The heart of the film lies in the growing romance between Ringo and Ms. Dallas. Both carry an unwanted label, a criminal and a prostitute, but Ringo is not aware of Ms. Dallas’ line of work. Pain is seen in her eyes as he tries to get to know her but she remains reluctant, always on the defensive, to reveal all of herself to him. She is embarrassed of her background and she cannot find the courage to disclose her shame. Hiding it, though it keeps them apart, is, for her, an act of loving him back.

There is an excellent scene between Ms. Dallas and Doc Boone in the hallway, after Mrs. Mallory (Louise Platt) has given birth, where she asks the doctor if it is a good idea to accept Ringo’s marriage proposal and run away to Mexico.
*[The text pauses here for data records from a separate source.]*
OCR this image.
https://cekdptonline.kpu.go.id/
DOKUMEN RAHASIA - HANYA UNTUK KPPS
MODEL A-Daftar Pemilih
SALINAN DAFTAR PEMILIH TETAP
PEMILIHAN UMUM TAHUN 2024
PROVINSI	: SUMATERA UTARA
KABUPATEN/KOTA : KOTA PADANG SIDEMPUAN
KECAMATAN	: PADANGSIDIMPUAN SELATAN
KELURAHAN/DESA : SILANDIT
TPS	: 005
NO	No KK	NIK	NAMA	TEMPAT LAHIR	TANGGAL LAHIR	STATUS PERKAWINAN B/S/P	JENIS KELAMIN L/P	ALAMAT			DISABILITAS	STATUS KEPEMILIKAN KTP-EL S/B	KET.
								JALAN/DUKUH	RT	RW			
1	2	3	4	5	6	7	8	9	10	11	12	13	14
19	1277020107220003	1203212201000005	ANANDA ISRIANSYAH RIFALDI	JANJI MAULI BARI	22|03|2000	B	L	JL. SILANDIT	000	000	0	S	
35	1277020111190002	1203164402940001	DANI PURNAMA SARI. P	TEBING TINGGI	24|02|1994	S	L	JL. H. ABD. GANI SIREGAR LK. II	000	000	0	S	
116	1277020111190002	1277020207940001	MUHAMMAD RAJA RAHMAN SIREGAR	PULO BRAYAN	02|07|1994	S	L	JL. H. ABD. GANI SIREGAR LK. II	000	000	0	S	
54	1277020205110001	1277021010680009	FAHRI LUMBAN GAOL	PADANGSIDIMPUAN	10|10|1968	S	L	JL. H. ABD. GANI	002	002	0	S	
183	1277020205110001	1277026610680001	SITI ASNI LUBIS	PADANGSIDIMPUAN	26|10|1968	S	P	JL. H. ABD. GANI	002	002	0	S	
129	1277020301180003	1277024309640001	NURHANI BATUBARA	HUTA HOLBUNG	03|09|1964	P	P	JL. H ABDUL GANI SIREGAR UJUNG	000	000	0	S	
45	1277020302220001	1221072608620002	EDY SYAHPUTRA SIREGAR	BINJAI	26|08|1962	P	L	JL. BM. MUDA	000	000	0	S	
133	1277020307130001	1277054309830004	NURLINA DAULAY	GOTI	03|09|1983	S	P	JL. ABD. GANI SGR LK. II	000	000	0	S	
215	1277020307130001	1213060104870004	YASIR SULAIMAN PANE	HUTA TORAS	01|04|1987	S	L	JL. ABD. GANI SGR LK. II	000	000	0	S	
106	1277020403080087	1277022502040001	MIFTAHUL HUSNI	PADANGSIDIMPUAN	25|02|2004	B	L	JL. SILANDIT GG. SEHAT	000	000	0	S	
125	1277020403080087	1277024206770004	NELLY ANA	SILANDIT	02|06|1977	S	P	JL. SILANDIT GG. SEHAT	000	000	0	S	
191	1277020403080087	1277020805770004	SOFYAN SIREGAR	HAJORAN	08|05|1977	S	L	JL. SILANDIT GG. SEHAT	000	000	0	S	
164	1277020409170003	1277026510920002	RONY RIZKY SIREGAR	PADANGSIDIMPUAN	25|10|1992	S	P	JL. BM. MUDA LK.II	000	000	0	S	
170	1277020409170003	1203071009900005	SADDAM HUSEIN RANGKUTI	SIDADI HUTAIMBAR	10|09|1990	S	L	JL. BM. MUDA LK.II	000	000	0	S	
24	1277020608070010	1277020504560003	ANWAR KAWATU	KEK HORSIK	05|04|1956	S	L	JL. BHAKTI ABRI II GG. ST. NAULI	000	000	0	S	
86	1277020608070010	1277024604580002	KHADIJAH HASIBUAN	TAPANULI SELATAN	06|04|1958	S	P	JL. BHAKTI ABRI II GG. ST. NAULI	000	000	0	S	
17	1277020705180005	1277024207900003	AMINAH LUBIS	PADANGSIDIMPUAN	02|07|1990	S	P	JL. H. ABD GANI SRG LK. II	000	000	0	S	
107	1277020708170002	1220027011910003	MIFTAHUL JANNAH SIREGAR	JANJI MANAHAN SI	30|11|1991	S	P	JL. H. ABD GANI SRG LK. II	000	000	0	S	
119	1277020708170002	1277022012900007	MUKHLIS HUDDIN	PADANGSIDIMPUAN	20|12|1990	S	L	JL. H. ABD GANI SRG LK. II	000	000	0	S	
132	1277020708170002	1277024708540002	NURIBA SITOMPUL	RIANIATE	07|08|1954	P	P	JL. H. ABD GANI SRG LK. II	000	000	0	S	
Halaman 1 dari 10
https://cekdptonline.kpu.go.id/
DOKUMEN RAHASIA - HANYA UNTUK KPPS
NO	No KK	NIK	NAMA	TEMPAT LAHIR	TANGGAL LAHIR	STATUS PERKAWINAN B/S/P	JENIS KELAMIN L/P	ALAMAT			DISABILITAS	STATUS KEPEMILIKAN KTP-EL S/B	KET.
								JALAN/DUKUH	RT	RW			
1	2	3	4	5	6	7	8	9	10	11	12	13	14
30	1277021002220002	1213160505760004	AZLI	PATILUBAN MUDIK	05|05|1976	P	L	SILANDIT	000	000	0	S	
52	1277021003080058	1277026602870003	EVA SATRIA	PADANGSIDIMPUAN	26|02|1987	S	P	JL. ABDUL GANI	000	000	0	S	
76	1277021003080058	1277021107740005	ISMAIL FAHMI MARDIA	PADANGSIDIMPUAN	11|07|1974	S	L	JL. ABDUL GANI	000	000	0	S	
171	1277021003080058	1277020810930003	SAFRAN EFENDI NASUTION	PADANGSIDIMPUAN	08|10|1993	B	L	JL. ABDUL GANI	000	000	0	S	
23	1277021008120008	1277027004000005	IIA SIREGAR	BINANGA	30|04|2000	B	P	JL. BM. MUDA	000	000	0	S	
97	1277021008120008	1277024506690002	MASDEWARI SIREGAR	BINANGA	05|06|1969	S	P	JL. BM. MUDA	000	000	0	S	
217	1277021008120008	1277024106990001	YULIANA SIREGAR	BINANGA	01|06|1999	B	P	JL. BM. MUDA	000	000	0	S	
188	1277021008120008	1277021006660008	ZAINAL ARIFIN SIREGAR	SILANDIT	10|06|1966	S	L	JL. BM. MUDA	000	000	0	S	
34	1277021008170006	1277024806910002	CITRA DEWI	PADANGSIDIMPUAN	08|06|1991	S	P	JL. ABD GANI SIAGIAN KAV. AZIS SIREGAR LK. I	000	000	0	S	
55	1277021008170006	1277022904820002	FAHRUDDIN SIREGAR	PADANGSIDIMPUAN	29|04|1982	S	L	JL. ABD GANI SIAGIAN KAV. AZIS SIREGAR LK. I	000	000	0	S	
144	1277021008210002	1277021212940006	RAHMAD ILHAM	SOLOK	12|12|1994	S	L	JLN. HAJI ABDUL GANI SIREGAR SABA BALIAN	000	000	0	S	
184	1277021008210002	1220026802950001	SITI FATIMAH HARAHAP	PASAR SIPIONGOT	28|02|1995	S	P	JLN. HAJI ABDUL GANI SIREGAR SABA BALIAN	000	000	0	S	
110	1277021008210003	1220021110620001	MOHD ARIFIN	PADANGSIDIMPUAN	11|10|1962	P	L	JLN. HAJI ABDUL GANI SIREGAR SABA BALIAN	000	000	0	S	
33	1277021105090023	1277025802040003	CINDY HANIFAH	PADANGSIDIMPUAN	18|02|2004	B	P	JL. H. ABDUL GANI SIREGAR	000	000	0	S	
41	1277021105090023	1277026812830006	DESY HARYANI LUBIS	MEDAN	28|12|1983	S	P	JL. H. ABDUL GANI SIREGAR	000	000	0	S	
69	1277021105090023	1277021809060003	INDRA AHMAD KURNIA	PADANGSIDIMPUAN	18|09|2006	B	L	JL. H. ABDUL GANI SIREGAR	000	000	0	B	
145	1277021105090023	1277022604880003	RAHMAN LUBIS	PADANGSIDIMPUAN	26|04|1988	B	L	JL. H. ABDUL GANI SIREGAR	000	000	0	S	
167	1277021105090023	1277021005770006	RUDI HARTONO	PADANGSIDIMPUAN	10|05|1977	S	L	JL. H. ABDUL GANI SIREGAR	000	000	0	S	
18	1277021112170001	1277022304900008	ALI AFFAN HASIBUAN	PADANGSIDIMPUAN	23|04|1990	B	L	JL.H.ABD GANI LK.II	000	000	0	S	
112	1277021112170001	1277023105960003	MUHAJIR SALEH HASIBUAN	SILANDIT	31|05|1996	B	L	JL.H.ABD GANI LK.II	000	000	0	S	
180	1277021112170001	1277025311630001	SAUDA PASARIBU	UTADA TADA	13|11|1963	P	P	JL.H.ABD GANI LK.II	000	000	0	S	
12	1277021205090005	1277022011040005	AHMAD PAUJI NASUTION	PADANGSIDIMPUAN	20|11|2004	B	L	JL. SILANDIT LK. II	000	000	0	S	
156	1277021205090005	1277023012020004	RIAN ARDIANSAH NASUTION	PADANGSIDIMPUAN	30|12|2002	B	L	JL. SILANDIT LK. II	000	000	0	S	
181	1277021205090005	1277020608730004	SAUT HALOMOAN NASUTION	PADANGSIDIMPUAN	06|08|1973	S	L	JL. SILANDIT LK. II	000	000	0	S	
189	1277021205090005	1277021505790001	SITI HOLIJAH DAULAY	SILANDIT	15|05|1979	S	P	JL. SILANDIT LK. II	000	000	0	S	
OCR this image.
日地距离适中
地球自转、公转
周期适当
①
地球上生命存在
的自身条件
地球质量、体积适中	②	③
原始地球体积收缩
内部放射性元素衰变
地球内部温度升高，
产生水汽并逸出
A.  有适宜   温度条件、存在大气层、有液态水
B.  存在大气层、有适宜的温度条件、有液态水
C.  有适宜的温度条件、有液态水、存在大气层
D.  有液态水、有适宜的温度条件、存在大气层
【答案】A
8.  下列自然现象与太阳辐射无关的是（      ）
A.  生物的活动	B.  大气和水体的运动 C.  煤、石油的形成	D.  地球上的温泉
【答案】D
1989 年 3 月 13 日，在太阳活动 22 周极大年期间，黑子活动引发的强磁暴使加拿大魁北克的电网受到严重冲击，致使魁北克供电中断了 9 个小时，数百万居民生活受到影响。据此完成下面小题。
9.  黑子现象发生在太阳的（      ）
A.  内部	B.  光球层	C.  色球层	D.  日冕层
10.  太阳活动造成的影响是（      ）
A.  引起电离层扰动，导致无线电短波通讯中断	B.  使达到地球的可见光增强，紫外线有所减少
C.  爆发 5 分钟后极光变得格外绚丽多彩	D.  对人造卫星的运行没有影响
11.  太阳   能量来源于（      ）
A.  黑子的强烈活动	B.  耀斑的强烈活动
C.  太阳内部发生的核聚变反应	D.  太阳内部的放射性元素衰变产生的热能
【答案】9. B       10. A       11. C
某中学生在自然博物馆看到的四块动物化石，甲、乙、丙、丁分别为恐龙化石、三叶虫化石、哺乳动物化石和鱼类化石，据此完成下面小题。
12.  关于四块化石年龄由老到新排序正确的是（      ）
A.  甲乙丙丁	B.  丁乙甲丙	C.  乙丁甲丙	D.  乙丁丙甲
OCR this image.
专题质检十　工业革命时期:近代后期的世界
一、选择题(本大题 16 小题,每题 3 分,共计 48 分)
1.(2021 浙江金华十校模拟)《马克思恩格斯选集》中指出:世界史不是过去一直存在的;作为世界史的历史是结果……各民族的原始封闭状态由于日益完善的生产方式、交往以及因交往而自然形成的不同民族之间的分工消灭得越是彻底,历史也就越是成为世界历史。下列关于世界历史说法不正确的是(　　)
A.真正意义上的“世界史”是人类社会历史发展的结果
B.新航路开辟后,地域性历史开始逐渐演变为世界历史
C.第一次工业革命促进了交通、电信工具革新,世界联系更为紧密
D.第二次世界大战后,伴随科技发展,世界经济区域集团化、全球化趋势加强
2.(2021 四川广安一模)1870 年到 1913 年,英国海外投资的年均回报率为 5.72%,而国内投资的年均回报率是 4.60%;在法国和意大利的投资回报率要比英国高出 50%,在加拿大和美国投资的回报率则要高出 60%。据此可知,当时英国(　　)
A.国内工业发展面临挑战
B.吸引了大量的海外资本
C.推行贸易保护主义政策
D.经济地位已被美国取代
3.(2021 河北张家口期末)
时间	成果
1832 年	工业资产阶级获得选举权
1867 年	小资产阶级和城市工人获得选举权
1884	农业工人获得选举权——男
Doc Boone, uncharacteristically sober and without comedic jolt that is found in many of his scenes, looks at her with tender intensity as if she were his own daughter and says, even though they know almost nothing about each other, that it is a good idea. It is irrelevant if Doc Boone does or does not believe his own answer. What matters is, although he is constantly under a state of insensibility, he recognizes that it just might be what Ms. Dallas wishes to hear at the time.

Eventually, the colorful characters find themselves being chased across the desert by the Apaches. The scene is shot with effervescence, increasing momentum, and lyricism. The approaching Apaches can be interpreted as a symbol of the characters’ sins catching up to them. For a long time, it seems like no matter how hard or creative our protagonists try to evade their pursuers, the Indians just kept on coming like a tidal wave. It is thrilling, even scary at times. Every time the camera moves inside the horse-drawn vehicle to get a reaction shot, the claustrophobia reaches a peak.

But the film, I think, is evokes a small but important layer hope. That is, if one has the determination to swim against the ugly prejudice of others as well as one’s own, winning the battle becomes a real possibility. The rest just might fall into place.